While this is less disturbing than the idea of the Dean suddenly having access to students' medical records, I believe that this is still a problem for a number of reasons. Consider:
-Either way, students have no knowledge of when their medical information can be accessed by the Dean, or what criteria he uses to decide when such access is necessary. I didn't know that was possible and I've been First Responding at the Wellness Center for three years.
-The Dean gets to make the determination of when a series of alcohol-related incidents requires him to step in. Given that the Wellness Center staff is in the best position to judge when a student is having a problem, and given that they naturally have access to a student's medical history, I would rather see them inform the Dean if they believe a student has a serious problem.
-This is because not all alcohol-related incidents are created equally. Some students visiting the Wellness Center are utterly trashed and some are not. It seems like the staff is in a better position to determine who appears to have a problem and who does not. There's also the question of, what if someone comes in with a cut on their hand and they've had a few drinks, but the cut was unrelated to the drinking? Would they get a report sent to the Wellness Center as well, perhaps unjustly?

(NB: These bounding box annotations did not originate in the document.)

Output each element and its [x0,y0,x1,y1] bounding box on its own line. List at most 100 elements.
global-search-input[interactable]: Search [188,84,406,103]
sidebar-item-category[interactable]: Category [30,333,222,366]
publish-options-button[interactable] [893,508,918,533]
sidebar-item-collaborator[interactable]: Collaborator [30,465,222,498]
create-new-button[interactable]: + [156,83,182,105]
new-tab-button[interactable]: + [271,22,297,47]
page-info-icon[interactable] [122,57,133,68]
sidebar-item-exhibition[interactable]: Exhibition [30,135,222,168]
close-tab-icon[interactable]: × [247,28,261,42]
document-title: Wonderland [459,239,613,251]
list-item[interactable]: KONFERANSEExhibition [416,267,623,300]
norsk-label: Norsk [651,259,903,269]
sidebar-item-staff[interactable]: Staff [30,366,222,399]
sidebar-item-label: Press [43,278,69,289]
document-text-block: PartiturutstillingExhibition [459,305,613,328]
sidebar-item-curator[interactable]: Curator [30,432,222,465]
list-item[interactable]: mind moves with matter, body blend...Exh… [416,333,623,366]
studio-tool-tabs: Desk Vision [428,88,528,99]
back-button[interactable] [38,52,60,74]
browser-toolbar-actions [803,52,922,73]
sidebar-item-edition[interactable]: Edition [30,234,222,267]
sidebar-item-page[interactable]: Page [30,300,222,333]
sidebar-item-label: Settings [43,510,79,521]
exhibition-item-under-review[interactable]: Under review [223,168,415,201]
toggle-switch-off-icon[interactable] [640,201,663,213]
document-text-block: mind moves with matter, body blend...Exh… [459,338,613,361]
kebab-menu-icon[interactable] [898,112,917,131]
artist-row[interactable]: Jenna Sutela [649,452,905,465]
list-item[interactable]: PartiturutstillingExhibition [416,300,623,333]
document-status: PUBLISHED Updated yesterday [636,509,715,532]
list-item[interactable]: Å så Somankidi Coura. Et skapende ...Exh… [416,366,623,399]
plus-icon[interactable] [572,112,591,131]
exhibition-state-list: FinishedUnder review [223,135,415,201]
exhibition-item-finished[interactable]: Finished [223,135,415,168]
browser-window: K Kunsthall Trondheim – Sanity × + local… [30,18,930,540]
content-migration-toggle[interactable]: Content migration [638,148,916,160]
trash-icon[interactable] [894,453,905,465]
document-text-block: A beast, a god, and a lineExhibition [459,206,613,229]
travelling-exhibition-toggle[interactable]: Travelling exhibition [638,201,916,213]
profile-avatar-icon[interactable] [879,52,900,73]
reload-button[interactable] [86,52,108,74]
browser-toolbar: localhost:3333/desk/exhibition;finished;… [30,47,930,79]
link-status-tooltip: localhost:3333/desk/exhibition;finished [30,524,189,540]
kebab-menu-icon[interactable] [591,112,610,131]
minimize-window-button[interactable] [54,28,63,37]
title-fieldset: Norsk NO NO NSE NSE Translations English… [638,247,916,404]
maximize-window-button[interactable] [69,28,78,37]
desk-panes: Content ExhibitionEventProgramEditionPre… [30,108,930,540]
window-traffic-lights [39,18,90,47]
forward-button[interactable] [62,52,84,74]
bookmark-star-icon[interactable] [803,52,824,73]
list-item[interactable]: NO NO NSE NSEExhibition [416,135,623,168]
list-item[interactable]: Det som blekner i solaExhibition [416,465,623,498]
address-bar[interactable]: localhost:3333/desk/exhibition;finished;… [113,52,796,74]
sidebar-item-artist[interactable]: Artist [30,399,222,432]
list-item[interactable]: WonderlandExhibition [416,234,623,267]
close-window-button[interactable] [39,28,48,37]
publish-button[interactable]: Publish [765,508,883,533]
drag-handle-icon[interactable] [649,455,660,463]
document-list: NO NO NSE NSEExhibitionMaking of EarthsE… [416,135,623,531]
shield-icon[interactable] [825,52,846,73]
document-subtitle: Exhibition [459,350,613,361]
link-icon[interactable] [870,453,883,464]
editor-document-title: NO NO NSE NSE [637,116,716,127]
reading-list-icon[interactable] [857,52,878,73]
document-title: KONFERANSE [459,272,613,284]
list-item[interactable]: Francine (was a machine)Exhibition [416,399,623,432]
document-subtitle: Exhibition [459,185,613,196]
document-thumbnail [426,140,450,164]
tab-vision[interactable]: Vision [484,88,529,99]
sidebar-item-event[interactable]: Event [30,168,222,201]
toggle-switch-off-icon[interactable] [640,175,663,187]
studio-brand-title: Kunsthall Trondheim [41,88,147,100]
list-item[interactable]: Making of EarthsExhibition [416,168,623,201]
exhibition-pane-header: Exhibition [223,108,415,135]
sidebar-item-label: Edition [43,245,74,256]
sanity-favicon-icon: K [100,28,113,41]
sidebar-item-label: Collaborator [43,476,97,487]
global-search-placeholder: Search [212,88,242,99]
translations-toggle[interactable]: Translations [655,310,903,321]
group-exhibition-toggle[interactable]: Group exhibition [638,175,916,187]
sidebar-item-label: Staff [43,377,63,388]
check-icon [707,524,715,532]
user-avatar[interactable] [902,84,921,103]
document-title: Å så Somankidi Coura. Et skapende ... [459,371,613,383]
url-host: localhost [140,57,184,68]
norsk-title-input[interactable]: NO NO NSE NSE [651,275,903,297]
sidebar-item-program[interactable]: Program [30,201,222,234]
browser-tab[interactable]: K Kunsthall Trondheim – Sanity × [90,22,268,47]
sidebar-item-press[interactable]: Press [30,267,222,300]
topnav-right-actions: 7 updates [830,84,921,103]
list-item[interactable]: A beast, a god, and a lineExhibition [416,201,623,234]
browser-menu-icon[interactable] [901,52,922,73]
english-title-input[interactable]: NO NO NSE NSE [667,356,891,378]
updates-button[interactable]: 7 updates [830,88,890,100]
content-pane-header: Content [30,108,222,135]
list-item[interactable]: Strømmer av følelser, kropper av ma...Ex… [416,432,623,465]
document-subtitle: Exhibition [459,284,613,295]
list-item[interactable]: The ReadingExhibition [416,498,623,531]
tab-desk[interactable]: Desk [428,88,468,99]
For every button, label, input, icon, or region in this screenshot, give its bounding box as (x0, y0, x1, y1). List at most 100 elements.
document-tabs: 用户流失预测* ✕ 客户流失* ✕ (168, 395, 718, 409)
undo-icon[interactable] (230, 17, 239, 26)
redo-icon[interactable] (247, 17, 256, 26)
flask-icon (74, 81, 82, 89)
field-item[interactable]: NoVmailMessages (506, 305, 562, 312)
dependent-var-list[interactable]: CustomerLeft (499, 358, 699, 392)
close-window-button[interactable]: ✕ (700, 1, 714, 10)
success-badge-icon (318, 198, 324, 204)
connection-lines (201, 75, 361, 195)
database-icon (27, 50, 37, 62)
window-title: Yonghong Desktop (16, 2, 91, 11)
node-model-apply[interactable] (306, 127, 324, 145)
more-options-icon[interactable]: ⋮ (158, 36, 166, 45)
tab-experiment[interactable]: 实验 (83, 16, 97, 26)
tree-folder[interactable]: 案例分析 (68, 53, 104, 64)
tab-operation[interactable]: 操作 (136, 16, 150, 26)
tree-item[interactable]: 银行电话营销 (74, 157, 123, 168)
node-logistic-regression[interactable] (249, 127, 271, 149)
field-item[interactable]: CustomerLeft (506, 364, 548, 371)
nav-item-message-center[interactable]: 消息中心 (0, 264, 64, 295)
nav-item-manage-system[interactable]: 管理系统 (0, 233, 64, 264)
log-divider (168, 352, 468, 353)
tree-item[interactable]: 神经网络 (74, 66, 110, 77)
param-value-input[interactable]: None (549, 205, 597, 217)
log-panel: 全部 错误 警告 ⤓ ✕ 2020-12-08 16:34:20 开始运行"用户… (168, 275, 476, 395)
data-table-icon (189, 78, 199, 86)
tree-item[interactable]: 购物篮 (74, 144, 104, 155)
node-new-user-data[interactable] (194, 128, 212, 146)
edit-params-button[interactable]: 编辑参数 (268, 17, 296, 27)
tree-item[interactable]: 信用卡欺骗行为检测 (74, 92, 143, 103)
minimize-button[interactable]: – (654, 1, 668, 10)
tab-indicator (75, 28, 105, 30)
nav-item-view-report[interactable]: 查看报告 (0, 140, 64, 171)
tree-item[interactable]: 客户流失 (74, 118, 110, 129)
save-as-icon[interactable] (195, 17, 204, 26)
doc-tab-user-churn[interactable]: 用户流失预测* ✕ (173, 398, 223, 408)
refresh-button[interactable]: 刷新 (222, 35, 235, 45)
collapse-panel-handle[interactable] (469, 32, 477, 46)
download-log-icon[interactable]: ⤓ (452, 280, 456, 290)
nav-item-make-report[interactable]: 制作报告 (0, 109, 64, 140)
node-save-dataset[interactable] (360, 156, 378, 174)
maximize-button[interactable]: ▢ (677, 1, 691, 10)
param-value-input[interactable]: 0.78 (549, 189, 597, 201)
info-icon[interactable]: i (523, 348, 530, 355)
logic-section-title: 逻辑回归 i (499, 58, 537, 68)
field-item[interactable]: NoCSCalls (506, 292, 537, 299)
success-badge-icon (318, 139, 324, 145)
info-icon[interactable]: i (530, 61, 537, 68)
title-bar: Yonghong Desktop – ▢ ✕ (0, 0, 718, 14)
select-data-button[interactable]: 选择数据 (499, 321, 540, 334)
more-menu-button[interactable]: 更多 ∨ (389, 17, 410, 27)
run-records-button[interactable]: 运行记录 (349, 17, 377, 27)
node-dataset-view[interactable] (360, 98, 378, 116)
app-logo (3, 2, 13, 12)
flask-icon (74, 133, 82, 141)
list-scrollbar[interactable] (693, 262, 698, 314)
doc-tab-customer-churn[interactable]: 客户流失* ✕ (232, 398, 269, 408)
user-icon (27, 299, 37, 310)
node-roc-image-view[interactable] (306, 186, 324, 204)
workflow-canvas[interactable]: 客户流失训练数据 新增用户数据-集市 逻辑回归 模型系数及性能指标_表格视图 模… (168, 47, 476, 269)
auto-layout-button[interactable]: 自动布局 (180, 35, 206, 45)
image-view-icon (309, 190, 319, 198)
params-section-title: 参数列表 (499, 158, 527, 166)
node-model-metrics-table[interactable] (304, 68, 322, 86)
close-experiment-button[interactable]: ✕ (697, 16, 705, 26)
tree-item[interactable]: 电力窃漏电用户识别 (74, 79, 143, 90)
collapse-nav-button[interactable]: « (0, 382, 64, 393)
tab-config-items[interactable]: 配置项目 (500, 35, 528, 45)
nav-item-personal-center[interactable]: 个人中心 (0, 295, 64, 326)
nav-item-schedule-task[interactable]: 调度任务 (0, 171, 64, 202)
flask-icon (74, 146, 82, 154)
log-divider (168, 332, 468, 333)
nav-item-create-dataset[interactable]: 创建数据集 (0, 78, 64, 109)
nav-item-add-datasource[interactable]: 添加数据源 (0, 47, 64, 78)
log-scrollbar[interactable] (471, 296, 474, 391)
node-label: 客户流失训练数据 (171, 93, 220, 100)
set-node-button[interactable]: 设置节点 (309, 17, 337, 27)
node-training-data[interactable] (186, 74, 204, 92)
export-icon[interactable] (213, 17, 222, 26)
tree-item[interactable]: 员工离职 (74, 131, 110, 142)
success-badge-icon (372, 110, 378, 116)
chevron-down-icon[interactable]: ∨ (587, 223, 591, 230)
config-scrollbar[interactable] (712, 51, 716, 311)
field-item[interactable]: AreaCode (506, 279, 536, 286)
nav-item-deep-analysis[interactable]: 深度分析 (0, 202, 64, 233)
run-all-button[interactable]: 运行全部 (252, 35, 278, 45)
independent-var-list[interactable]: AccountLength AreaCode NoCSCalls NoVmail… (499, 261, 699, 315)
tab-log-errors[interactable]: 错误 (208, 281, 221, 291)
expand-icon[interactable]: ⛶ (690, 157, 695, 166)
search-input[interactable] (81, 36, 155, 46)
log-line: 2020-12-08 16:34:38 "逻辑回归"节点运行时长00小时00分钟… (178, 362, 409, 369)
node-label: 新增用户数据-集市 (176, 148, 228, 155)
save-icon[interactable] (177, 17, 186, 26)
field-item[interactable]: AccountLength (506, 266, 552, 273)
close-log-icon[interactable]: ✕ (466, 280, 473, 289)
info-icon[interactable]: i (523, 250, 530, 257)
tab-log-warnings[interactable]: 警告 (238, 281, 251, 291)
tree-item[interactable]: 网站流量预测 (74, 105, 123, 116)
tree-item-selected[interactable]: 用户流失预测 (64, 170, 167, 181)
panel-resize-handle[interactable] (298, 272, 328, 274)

-Either way, it's still a big problem if students believe they will get in trouble by going to the Wellness Center. The policy still provides a disincentive for students to go or take their friends to the Center, particularly if they're not informed about what the policy actually is and what each individual notification of the Dean entails. One might assume that someone with one visit to the Dean already on the books might hesitate to go back to the Center, for fear of suffering penalties.
-Finally, the Dean's policy hinges on clear communication with the student body about what the notification is and what it entails, why students should not fear going to the Wellness Center because of it, and what repeat offenders should expect. As I said in my letter to Dean Holmes, the point isn't to convince the sober, clear-headed, rational people on campus of the policy's purpose when they're sober. The point is to ensure that students feel like they can bring their drunken friends to the Wellness Center late at night and not have their friends (or themselves) suffer negative repercussions from doing so. This requires clearer communication about those topics than the Voice article provided.